There is something I don’t understand in YOLO.
What if the car image was presnt in multiple grid cells like so?
How can we assign the image to any specific cell and how do we create the car’s bounding box?

The way that is handled is that the object will be assigned to the cell that contains the centroid of the object. The bounding boxes are created by the algorithm based on the training, just as the ability to figure out which cell to assign the object to or even to recognize an object in the first place is also learned through training. I totally agree that it seems like magic, but it works. Of course training YOLO is a very big deal, requiring a lot of labelled data and a lot of compute. It’s been a while since I watched those lectures, but I’m pretty sure Prof Ng covered everything I just said in the lectures. If you have more doubts, it might be worth “holding that thought” until you’ve watched all the lectures on Object Detection.
Here’s my version:
First, it’s important to distinguish whether we are talking about during establishing the training data, or at the end of a forward pass of the YOLO network.

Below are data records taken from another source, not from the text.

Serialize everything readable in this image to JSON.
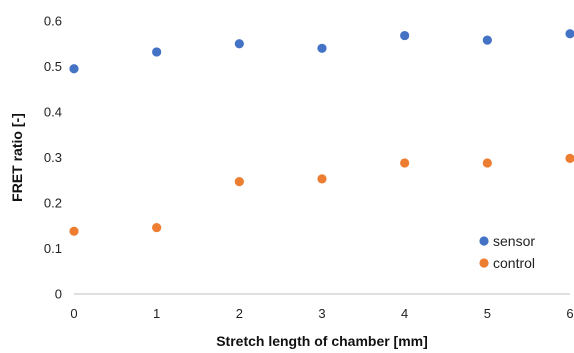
{
  "chart_data": {
    "type": "scatter",
    "xlabel": "Stretch length of chamber [mm]",
    "ylabel": "FRET ratio [-]",
    "xlim": [
      0,
      6
    ],
    "ylim": [
      0,
      0.6
    ],
    "xticks": [
      "0",
      "1",
      "2",
      "3",
      "4",
      "5",
      "6"
    ],
    "yticks": [
      "0",
      "0.1",
      "0.2",
      "0.3",
      "0.4",
      "0.5",
      "0.6"
    ],
    "grid": false,
    "legend_position": "bottom-right",
    "series": [
      {
        "name": "sensor",
        "color": "#4472c4",
        "x": [
          0,
          1,
          2,
          3,
          4,
          5,
          6
        ],
        "y": [
          0.495,
          0.532,
          0.55,
          0.54,
          0.568,
          0.558,
          0.572
        ]
      },
      {
        "name": "control",
        "color": "#ed7d31",
        "x": [
          0,
          1,
          2,
          3,
          4,
          5,
          6
        ],
        "y": [
          0.138,
          0.146,
          0.247,
          0.253,
          0.288,
          0.288,
          0.298
        ]
      }
    ]
  }
}
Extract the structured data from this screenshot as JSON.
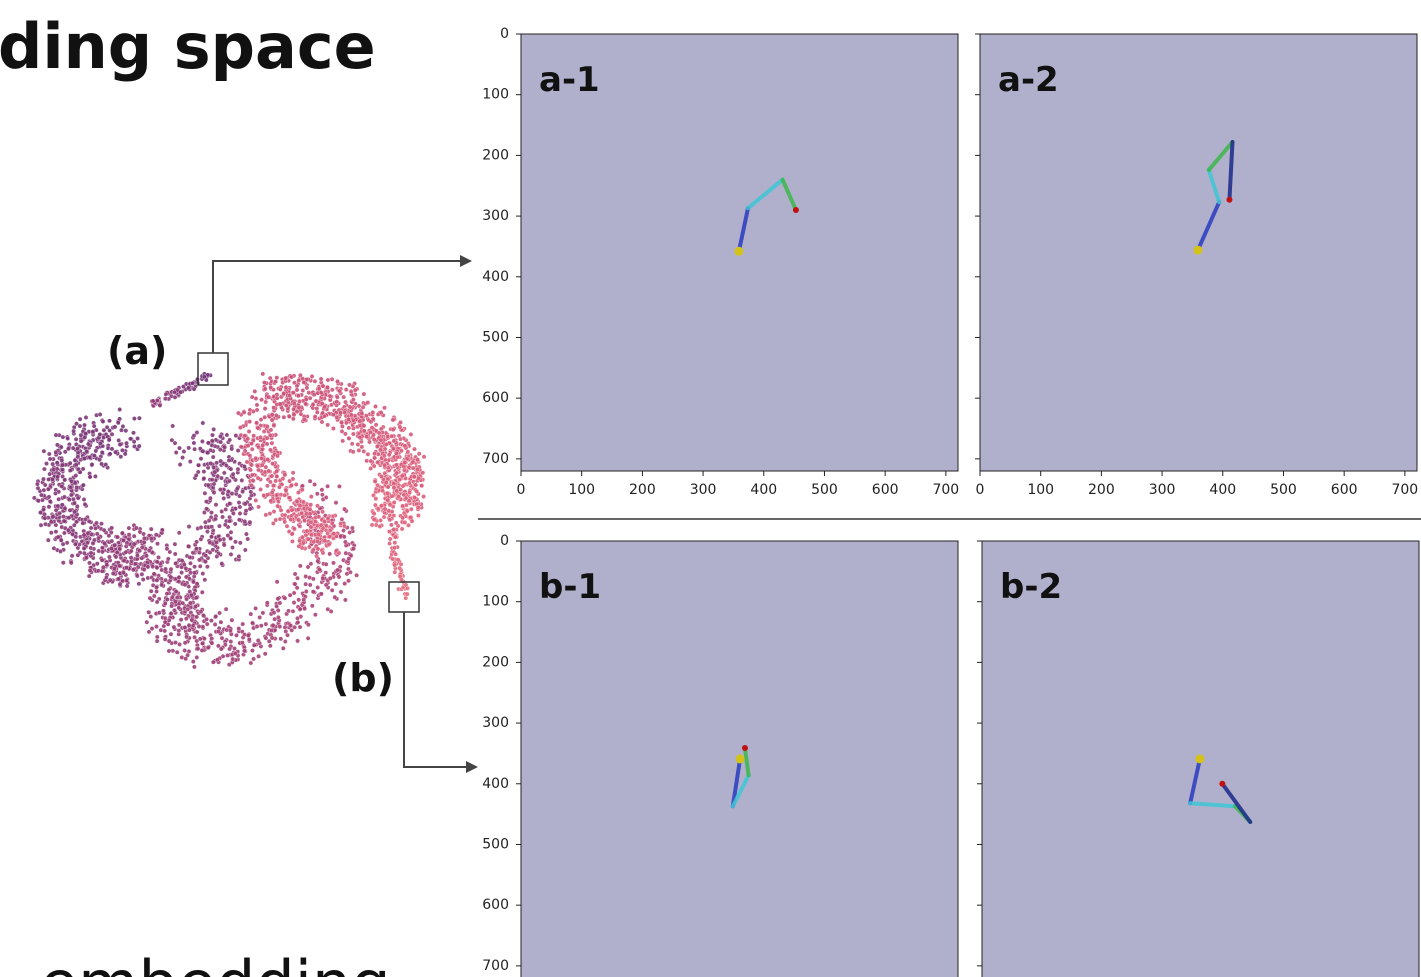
{
  "title": "ding space",
  "footer": "embedding",
  "embedding": {
    "label_a": "(a)",
    "label_b": "(b)"
  },
  "axis": {
    "lim": [
      0,
      720
    ],
    "ticks": [
      0,
      100,
      200,
      300,
      400,
      500,
      600,
      700
    ]
  },
  "panels": [
    {
      "label": "a-1",
      "joints": [
        [
          359,
          358
        ],
        [
          374,
          287
        ],
        [
          431,
          240
        ],
        [
          453,
          290
        ]
      ]
    },
    {
      "label": "a-2",
      "joints": [
        [
          359,
          356
        ],
        [
          394,
          277
        ],
        [
          377,
          224
        ],
        [
          416,
          178
        ],
        [
          411,
          273
        ]
      ]
    },
    {
      "label": "b-1",
      "joints": [
        [
          361,
          359
        ],
        [
          349,
          437
        ],
        [
          375,
          386
        ],
        [
          369,
          341
        ]
      ]
    },
    {
      "label": "b-2",
      "joints": [
        [
          359,
          359
        ],
        [
          343,
          432
        ],
        [
          417,
          437
        ],
        [
          442,
          463
        ],
        [
          396,
          400
        ]
      ]
    }
  ]
}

If the former, the correct grid cell for the centroid of the object is easily determined mathematically since the label must provide ground truth bounding box coordinates and we know the image dimensions and the grid size. In the attached image, one would be at i=0, j=2 and one would be at i=3, j=1. As @paulinpaloalto mentions, these ground truth values then drive learning during training iterations as the network attempts to reproduce those outputs. In other words, you create a y of the same shape as the network output you need, assign it values known from the ground truth labels, and use a cost function that minimizes y - \hat{y}
Notice, however, that there is no assignment of grid cell locations (nor any other output like bounding box shape or object class) at the end of a forward pass of the network - the predicted outputs \hat{y}. Rather, the network just outputs what it outputs. In this example, it would be 20 sets of predictions since it is a 5x4 grid (ignores anchor boxes since they aren’t depicted here). Hopefully the training has gone well and 18 of the predictions are empty or at least very low confidence, and two will be non-empty and high confidence. Those two will be the network output locations corresponding to the two grid cells that were non-empty in the training data, i=0, j=2 and i=3, j=1.
Training and predicting the anchor box, bounding box shape, object confidence and object class values all work exactly the same way, which is part of the elegance of the YOLO idea. Hope this helps.

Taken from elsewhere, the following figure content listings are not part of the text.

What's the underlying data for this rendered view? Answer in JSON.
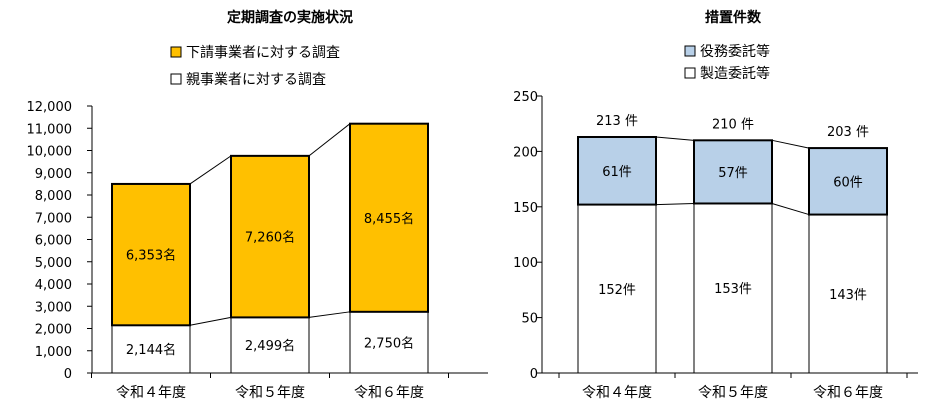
{
  "chart_data": [
    {
      "type": "bar",
      "stacked": true,
      "title": "定期調査の実施状況",
      "categories": [
        "令和４年度",
        "令和５年度",
        "令和６年度"
      ],
      "series": [
        {
          "name": "親事業者に対する調査",
          "color": "#ffffff",
          "values": [
            2144,
            2499,
            2750
          ],
          "labels": [
            "2,144名",
            "2,499名",
            "2,750名"
          ]
        },
        {
          "name": "下請事業者に対する調査",
          "color": "#ffc000",
          "values": [
            6353,
            7260,
            8455
          ],
          "labels": [
            "6,353名",
            "7,260名",
            "8,455名"
          ]
        }
      ],
      "legend": [
        "下請事業者に対する調査",
        "親事業者に対する調査"
      ],
      "ylim": [
        0,
        12000
      ],
      "yticks": [
        0,
        1000,
        2000,
        3000,
        4000,
        5000,
        6000,
        7000,
        8000,
        9000,
        10000,
        11000,
        12000
      ],
      "ytick_labels": [
        "0",
        "1,000",
        "2,000",
        "3,000",
        "4,000",
        "5,000",
        "6,000",
        "7,000",
        "8,000",
        "9,000",
        "10,000",
        "11,000",
        "12,000"
      ],
      "xlabel": "",
      "ylabel": ""
    },
    {
      "type": "bar",
      "stacked": true,
      "title": "措置件数",
      "categories": [
        "令和４年度",
        "令和５年度",
        "令和６年度"
      ],
      "series": [
        {
          "name": "製造委託等",
          "color": "#ffffff",
          "values": [
            152,
            153,
            143
          ],
          "labels": [
            "152件",
            "153件",
            "143件"
          ]
        },
        {
          "name": "役務委託等",
          "color": "#b8d0e8",
          "values": [
            61,
            57,
            60
          ],
          "labels": [
            "61件",
            "57件",
            "60件"
          ]
        }
      ],
      "totals": [
        213,
        210,
        203
      ],
      "total_labels": [
        "213 件",
        "210 件",
        "203 件"
      ],
      "legend": [
        "役務委託等",
        "製造委託等"
      ],
      "ylim": [
        0,
        250
      ],
      "yticks": [
        0,
        50,
        100,
        150,
        200,
        250
      ],
      "ytick_labels": [
        "0",
        "50",
        "100",
        "150",
        "200",
        "250"
      ],
      "xlabel": "",
      "ylabel": ""
    }
  ]
}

Thank you @paulinpaloalto and @ai_curious for both of your answers. Much clearer now!
I have seen Andrew’s lectures many times over and over and still struggling to understand all the details about YOLO mostly regarding what happens when an object spans more than one grid cell. The only answer I find repeatedly given this question is the canned lines “only one grid cell is responsible for predicting the object” or “object is assigned to only one grid cell” without giving any detail as to how this is actually accomplished. e.g. in regards to the original question and the above picture how @ai_curious can claim that “Hopefully the training has gone well and 18 of the predictions are empty or at least very low confidence, and two will be non-empty and high confidence.” …. where as looking at the above picture it is clear that more than one grid cell will predict the cars with high probability… so when are forcing the YOLO to stop predicting the object in cells to it was not “assigned” aren’t we training to ignore major parts of object that fall in non-assigned grid cells and just use the part that falls in “assigned” grid cell? Wouldn’t that confuse the network and ultimately degrade its prediction ability???
This thread has been cold for three years.
Maybe start a new one.
In the example above there will be 2 grid cells with non-empty training data and 18 with empty. The grid cells with object centers contained within them have a ground truth bounding box that includes a perimeter around the entire object, not just those parts of the object within the grid cell that contains its center. The grid cells that don’t contain an object’s center will have no information about any objects. During training, incorrect grid cell center and bounding box shape predictions are penalized by the cost function. If training is successful, the network learns to predict objects in the locations and grid cells where they actually are, and to predict nothing in locations where they are not. Sometimes the training goes well but at prediction time mistakes are made. Non-max suppression attempts to filter out, or suppress, lower confidence, ie non-max, false positives.
Does this help?
The mechanism is described above and elsewhere in related threads.
the correct grid cell for the centroid of the object is easily determined mathematically since the label must provide ground truth bounding box coordinates and we know the image dimensions and the grid size. In the attached image, one would be at i=0, j=2 and one would be at i=3, j=1
Assignment of the object center ( as well as the ground truth bounding box shape ) during creation of the training data turns out to be one of the simplest tasks of the YOLO algorithm.
Also mentioned above, during runtime, objects are not assigned to grid cells. The network just takes its input and outputs whatever it predicts.